4. A diferencia de las verdaderas soluciones de aminoácidos, las soluciones coloidales de proteínas se caracterizan reacciones sedimentarias, asociado con la destrucción de sus capas de hidratación y, como resultado, una disminución de su solubilidad bajo la influencia de agentes eliminadores de agua: sales neutras = sal, metanol = MeOH, etanol = EtOH, acetona, urea y otros agentes.

Al realizar reacciones cualitativas, debes:

1. Siga cuidadosamente las reglas de seguridad contra incendios y trabaje con ácidos y álcalis concentrados = EZh.
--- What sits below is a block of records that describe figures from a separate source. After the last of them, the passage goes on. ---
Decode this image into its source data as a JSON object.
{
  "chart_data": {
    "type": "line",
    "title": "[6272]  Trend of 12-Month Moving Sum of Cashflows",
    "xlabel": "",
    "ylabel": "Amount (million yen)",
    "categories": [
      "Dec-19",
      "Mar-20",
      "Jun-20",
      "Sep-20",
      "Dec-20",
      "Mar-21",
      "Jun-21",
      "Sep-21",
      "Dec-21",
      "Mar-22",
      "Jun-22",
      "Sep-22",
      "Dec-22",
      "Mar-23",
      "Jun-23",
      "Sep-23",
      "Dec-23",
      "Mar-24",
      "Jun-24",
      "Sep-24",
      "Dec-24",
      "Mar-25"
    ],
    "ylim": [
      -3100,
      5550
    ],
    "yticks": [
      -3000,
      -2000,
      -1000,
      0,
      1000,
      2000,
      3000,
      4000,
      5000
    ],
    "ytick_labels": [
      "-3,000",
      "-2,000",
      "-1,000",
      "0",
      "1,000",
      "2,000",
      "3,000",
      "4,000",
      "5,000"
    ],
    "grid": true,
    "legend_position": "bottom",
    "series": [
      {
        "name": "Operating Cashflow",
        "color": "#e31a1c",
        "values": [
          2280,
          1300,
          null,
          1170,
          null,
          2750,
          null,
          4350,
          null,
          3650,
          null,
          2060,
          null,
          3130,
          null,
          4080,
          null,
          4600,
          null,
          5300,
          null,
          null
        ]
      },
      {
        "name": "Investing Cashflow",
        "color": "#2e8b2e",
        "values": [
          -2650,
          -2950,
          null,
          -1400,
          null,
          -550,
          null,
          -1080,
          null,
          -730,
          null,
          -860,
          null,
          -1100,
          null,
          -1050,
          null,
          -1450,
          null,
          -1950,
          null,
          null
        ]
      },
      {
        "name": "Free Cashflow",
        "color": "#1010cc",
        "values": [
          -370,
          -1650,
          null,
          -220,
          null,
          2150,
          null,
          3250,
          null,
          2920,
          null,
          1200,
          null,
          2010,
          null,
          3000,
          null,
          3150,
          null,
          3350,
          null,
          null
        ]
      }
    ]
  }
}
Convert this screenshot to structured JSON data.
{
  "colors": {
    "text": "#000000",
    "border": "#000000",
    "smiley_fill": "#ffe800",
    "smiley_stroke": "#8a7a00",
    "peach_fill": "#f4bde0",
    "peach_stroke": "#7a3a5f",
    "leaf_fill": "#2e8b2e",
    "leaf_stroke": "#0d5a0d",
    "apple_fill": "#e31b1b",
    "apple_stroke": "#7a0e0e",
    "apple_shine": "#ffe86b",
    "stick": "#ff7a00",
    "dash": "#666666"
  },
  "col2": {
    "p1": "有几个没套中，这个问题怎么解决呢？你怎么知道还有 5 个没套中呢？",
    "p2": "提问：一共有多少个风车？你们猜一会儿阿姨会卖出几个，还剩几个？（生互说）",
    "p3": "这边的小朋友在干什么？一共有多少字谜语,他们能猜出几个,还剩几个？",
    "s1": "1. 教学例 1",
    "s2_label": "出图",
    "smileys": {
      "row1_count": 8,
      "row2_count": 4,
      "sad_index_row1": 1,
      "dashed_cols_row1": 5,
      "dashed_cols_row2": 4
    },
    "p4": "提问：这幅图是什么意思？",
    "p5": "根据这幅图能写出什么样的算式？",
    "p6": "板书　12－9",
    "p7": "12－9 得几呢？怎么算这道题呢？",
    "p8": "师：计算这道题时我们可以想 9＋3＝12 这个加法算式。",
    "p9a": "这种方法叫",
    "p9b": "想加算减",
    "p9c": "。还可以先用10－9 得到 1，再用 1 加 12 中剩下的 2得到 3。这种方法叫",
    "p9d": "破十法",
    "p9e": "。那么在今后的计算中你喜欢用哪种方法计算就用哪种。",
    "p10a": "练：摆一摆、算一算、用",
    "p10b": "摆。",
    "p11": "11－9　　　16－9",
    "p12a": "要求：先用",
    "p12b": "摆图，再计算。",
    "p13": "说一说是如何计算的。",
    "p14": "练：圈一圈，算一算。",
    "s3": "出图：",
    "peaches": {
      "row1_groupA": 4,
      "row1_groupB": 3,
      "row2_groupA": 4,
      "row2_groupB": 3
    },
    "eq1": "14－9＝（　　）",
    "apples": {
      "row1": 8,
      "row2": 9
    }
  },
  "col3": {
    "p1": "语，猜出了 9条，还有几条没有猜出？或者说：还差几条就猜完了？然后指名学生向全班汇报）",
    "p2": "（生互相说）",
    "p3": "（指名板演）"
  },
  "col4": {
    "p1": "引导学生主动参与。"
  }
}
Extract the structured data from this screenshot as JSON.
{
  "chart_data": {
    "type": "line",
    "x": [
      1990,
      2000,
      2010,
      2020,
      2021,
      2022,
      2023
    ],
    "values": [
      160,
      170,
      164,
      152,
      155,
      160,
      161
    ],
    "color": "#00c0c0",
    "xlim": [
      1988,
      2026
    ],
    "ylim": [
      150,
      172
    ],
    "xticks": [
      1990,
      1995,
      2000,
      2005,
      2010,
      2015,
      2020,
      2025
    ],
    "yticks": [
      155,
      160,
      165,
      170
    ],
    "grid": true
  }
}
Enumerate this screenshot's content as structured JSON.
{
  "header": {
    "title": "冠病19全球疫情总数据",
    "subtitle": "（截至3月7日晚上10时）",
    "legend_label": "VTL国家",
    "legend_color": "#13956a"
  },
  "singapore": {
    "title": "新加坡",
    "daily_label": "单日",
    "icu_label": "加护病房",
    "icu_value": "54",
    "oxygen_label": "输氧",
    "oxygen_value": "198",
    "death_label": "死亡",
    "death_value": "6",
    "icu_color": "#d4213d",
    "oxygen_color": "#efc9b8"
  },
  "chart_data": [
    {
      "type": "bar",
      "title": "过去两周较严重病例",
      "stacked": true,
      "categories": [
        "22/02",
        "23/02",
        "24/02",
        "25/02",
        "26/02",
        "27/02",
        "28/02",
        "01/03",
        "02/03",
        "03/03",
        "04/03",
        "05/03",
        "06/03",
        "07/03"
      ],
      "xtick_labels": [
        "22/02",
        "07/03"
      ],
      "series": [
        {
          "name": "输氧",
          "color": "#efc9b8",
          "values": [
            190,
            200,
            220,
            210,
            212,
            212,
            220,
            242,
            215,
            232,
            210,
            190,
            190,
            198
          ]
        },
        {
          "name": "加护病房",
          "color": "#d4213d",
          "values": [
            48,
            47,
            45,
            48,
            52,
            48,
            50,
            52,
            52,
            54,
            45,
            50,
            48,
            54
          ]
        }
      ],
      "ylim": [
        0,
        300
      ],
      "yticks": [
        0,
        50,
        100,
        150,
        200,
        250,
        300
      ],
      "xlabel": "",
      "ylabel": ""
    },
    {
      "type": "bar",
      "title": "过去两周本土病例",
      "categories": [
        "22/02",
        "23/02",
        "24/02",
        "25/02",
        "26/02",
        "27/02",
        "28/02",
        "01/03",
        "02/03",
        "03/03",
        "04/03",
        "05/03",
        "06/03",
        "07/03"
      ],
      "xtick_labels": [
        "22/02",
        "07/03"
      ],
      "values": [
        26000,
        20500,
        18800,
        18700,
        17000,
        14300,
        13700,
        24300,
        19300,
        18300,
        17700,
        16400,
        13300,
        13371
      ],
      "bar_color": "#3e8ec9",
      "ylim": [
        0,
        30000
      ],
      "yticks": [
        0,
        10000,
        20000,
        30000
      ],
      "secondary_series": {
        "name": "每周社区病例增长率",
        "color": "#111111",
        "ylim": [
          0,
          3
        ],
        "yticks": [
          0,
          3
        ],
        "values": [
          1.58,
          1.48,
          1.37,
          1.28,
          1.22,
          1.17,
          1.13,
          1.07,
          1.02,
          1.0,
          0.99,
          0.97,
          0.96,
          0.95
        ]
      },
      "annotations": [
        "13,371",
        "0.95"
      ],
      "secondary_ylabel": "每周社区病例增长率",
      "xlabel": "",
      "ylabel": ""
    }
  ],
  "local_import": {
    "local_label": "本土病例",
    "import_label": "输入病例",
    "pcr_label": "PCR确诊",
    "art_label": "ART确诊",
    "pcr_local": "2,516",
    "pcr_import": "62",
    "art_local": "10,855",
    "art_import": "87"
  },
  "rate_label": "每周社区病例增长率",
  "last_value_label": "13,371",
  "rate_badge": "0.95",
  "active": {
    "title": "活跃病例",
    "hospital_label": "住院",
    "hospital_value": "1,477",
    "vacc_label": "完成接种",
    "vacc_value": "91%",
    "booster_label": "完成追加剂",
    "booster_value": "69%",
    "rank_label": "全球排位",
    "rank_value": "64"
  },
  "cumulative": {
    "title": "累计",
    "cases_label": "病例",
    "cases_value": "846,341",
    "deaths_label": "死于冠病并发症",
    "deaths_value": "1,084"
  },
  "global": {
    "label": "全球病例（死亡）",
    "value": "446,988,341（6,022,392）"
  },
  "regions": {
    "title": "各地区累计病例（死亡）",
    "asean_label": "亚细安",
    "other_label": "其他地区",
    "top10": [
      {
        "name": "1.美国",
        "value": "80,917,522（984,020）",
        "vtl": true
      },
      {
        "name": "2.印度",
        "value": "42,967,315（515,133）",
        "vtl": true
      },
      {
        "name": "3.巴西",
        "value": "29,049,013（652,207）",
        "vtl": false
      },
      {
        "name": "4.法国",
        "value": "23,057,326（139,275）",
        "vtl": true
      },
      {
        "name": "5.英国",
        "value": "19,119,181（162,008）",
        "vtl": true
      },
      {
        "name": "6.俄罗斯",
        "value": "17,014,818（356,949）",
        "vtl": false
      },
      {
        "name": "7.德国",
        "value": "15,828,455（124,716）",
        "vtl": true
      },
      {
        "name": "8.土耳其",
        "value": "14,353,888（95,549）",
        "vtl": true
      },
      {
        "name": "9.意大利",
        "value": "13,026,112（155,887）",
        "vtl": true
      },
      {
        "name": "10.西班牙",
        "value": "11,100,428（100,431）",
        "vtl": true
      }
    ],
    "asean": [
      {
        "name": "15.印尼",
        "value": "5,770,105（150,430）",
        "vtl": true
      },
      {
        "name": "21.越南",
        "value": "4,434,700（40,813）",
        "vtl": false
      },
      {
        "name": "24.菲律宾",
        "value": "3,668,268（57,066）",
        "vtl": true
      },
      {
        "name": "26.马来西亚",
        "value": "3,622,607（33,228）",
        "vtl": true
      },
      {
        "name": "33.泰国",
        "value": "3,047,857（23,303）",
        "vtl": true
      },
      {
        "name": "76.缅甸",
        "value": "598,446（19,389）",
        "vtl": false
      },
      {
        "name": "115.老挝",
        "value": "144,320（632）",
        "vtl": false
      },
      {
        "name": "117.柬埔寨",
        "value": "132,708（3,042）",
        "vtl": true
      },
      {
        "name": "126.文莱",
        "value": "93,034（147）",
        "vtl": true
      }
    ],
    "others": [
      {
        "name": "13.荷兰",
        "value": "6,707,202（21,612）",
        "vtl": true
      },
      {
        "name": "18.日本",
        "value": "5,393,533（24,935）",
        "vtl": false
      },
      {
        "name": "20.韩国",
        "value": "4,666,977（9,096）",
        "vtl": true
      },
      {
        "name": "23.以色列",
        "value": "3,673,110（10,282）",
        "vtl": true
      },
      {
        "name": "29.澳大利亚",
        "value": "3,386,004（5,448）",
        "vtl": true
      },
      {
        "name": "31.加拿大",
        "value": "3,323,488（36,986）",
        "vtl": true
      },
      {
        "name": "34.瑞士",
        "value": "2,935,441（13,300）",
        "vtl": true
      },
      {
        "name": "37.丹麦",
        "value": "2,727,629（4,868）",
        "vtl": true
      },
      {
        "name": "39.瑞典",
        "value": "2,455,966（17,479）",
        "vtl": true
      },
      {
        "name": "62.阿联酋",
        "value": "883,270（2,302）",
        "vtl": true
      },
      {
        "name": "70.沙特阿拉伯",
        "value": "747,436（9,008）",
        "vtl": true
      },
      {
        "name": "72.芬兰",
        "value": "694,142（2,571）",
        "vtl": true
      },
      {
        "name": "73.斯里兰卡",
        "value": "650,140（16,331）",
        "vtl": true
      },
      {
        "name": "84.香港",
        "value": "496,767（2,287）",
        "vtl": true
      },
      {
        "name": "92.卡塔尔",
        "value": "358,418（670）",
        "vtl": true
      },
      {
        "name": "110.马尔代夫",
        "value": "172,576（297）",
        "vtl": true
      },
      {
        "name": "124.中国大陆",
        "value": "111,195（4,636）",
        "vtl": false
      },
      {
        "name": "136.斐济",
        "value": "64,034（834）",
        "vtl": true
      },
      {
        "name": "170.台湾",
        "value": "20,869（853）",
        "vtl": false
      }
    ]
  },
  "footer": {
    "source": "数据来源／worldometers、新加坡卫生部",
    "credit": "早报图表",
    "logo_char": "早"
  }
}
2. Marque 2 filas de tubos de ensayo con un gráfico de vidrio o un rotulador y en uno de ellos no coloque más de 0,5 ml (2-5 gotas) de una solución de aminoácidos al 1%, y aproximadamente el mismo volumen de 1 % de solución de proteína en el otro.

3. En un par de tubos de ensayo con soluciones de aminoácidos y proteínas, agregar en paralelo 3-5 gotas de los reactivos correspondientes y realizar el resto de procedimientos indicados para la reacción correspondiente.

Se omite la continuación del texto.